Monica Raymund may not be a household name yet, but that’s all about to change as the 26-year-old kicks up the heat a notch in NBC’s new suspense drama, “Chicago Fire.”
The series – which hits airwaves tomorrow night at 10/9c – features Raymund as one of several firefighters and paramedics (“really, the most inspiring every day heroes,” comments the half-Dominican, half-Jewish actress) who fearlessly save lives every day in Chicago, Illinois.
“This drama does an amazing job of authentically representing the people who put their lives on the line every day to protect others,” says Raymund. “The opportunity to tell these stories is an honor.”

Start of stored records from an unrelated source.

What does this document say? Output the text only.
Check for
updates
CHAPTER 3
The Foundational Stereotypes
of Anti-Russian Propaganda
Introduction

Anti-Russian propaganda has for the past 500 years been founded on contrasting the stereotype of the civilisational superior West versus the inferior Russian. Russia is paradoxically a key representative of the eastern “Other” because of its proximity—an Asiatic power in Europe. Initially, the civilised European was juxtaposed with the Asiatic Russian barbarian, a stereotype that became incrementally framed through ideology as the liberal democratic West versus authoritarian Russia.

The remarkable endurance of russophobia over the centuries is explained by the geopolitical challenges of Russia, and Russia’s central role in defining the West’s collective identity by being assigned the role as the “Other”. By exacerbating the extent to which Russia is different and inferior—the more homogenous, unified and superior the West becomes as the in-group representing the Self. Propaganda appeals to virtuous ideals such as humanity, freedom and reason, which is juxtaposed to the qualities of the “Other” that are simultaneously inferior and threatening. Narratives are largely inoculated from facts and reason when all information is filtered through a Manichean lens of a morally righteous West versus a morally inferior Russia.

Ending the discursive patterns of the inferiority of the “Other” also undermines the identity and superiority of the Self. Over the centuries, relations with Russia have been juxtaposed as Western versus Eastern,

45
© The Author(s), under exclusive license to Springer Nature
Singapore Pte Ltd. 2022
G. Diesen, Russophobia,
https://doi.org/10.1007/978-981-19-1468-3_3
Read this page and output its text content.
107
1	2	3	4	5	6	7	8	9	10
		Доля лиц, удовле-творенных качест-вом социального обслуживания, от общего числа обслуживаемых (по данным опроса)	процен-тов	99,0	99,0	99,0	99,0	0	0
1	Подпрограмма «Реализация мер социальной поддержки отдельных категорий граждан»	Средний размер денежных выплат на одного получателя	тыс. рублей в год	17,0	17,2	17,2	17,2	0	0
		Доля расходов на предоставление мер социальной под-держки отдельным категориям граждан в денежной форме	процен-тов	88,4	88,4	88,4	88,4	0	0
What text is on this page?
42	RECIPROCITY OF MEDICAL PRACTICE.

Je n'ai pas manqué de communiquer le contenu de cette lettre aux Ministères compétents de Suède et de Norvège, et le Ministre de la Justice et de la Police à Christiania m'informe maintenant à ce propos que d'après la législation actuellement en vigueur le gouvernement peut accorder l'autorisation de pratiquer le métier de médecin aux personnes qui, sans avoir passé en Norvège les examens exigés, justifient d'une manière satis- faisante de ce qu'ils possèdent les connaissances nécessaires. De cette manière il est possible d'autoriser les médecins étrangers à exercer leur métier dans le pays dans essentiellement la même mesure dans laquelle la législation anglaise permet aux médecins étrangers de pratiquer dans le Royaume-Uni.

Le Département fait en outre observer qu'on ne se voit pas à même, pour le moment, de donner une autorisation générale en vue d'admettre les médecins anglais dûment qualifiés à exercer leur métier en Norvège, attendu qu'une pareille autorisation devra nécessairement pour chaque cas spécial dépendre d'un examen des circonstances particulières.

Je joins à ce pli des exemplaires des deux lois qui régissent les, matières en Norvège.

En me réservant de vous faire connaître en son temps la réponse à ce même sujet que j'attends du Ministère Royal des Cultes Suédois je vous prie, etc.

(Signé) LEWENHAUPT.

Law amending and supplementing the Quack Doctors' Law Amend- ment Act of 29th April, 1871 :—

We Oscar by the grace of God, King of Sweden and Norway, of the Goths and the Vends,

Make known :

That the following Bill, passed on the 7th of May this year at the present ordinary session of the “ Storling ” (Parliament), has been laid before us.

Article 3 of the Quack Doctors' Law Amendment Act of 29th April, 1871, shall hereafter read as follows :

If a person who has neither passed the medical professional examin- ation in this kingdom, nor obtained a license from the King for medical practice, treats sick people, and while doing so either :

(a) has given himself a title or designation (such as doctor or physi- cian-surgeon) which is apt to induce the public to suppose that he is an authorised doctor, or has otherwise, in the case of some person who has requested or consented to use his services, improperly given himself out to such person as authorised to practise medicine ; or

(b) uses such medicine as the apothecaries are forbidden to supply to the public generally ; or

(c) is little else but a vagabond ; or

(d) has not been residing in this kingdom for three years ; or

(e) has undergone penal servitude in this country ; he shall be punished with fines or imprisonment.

In the series – executive produced by Emmy Award winner Dick Wolf (“Law & Order) – Raymund plays Gabriela Dawson, a level-headed paramedic whose friendship with lead character Jesse Spencer (played by “House” star Matthew Casey) becomes a focal point in the drama’s unfolding storyline.
“My character is an awesome woman who is in high-pressure situations every day, saving patients that firefighters pull out of fires and accidents,” says Raymund, who has learned a variety of practical medical procedures while training for the role. “And although Gabriela is a really tough, grounded girl, we do get to see her during her vulnerable times as she experiences the heartache of not being with the man she loves.”
Raymund, who readily admits that one of the challenges of the series has been the physical demand of keeping up with the action-packed script (“You’re wearing this incredibly heavy gear, and it’s hot …I’m in the gym all the time!” explains Raymund), says that her experience filming “Chicago Fire” has been completely different from her time spent on other television sets like “The Good Wife” and the crime drama “Lie to Me.”
“All my experience on television has been positive – a real blessing,” says Raymund, who attended The Julliard School as a recipient of the prestigious John Houseman Award and landed the role of human lie detector Ria Torres on “Lie to Me” just one month after her college graduation. “But this new show has allowed me to explore real characters and circumstances, especially as I’m learning more about the role of civil service in this country and where it’s headed politically.”
Raymund, who splits her time between Chicago (where “Chicago Fire” is filmed) and Los Angeles, where her husband, director/producer Neil Patrick Stewart is based, says that her role on the primetime drama is just the beginning of her career.
“I would love to do comedy, maybe even a sitcom,” says Raymund, who was first exposed to theater while growing up in St. Petersburg, Florida. “But theater is what I trained for and what I know, so I want to produce theater shows. The industry is still very much a boy’s club and I want to bring in as many women on stage and behind the scenes as I can to break that mold.”
“There’s now a growing demand for Latinas in the arts, yes – but I own my heritage and I’m not interested in playing stereotypes because I know I’ll grow in my career based on the virtue of my work.”